Elizabeth held a passion for politics and advocacy for the underserved.  She began law school at Chapel Hill, but soon became involved in the campaign for NC Congressman David Price.  She moved to Washington, DC in 1989 eager to pursue her passion for women’s empowerment, social justice, and human rights.

After a stint at Business & Professional Women USA, she joined the National Women’s Political Caucus in 1991, where she built a national, nonpartisan campaign skills program that trained more than 5,000 women candidates and campaign staffers across the United States.  That program contributed to a record-breaking number of women being elected to Congress in 1992.  From 1996 to 2000, she provided strategic communications services to foundations and nonprofits across the country as an associate at Martin & Glantz. 

She found her true career calling in 2000 when she joined the National Legal Aid and Defender Association as its first Director of Communications.  There she discovered her passion to shine light on America’s broken civil justice system and the inequity for those who cannot afford a lawyer and developed her formidable skills in service to the equal justice community, helping them tell compelling stories about their work, the clients they serve, and the unmet needs of those less fortunate.
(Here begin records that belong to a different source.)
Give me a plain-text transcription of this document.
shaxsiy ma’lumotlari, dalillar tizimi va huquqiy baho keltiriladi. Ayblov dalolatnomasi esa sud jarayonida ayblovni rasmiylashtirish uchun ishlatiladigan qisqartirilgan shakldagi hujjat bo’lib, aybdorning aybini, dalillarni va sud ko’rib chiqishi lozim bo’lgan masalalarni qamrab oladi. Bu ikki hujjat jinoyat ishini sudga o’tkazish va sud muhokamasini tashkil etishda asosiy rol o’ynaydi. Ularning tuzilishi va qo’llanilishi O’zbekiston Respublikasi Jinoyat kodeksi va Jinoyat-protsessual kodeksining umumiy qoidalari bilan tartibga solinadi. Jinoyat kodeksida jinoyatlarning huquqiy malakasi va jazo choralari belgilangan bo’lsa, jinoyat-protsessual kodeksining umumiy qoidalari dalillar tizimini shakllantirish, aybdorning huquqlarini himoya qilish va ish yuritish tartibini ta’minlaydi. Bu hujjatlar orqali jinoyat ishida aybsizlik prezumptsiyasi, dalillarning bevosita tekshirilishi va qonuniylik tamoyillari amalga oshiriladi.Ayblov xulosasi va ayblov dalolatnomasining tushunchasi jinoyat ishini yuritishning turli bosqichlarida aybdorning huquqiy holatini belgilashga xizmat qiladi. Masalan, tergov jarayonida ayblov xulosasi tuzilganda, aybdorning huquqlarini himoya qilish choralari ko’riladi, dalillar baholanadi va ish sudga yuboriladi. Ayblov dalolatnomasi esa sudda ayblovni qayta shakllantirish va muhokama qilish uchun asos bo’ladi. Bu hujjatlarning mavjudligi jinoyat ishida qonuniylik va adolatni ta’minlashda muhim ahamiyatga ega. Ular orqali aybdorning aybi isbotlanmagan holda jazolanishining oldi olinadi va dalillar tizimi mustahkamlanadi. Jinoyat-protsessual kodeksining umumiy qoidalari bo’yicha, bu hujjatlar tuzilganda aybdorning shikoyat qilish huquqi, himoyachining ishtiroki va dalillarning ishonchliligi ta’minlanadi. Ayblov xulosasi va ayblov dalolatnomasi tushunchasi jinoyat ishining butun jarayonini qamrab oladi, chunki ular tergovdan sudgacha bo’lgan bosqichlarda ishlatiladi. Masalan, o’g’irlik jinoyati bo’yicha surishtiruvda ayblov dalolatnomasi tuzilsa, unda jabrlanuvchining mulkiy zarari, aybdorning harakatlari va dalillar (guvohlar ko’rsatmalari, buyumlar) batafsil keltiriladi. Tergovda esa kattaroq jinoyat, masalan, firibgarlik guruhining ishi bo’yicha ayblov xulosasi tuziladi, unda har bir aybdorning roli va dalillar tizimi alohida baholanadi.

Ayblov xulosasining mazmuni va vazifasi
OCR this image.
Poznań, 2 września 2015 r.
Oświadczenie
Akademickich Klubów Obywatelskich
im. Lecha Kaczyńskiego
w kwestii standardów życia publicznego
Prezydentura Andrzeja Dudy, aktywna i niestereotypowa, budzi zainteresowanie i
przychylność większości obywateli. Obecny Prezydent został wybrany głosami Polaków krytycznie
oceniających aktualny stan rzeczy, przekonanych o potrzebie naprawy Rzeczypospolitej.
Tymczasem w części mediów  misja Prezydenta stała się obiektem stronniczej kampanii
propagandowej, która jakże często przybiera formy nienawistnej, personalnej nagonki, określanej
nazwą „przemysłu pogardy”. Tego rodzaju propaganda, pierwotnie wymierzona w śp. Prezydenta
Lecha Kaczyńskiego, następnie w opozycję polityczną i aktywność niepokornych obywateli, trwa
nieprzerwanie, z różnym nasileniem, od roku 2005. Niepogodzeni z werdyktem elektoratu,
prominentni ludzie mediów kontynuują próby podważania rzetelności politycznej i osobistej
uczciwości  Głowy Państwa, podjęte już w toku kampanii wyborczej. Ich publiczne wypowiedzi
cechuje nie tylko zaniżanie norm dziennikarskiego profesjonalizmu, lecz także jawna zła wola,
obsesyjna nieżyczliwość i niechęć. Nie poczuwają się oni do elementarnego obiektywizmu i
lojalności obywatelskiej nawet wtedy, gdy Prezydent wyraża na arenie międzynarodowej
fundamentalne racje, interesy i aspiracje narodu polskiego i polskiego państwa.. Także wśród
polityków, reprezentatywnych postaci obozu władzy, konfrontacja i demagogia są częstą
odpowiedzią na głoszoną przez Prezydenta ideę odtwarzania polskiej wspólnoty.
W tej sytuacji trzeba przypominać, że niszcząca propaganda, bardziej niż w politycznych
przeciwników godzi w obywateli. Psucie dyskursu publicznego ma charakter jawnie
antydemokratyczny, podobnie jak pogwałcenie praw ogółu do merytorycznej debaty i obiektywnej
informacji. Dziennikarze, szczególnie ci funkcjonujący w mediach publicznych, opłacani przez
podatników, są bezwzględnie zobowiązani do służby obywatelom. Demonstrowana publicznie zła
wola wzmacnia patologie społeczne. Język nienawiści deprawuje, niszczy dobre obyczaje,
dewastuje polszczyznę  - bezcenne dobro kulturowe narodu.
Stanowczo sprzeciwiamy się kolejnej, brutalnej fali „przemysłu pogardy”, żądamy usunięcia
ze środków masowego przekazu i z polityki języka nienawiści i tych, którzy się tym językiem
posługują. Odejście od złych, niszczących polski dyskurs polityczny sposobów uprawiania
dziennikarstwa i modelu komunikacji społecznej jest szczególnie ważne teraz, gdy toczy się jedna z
She went on to work at Legal Aid Justice Center in Charlottesville, VA, Disability Rights Oregon in Portland, and the Legal Services Corporation in Washington, DC. 

In 2013, Elizabeth obtained what she called her ‘dream job’, as founding Deputy Director of Voices for Civil Justice. She built a mighty national media and communications resource for her beloved community of civil justice reformers and civil legal aid advocates. At Voices, Elizabeth was able to deploy her full arsenal of strengths as a compassionate listener, master communicator, strategist, organizer, writer, coach, and cheerleader. Recent media coverage reporting the pandemic-driven eviction crisis has relied heavily on Elizabeth’s work to shape the narrative and develop sources, including people directly affected by the crisis, legal aid lawyers, and researchers in the specific issues involved. Civil justice reform such as the right to counseling in eviction cases and increased use of court navigators are the legacy of her strategic communications support.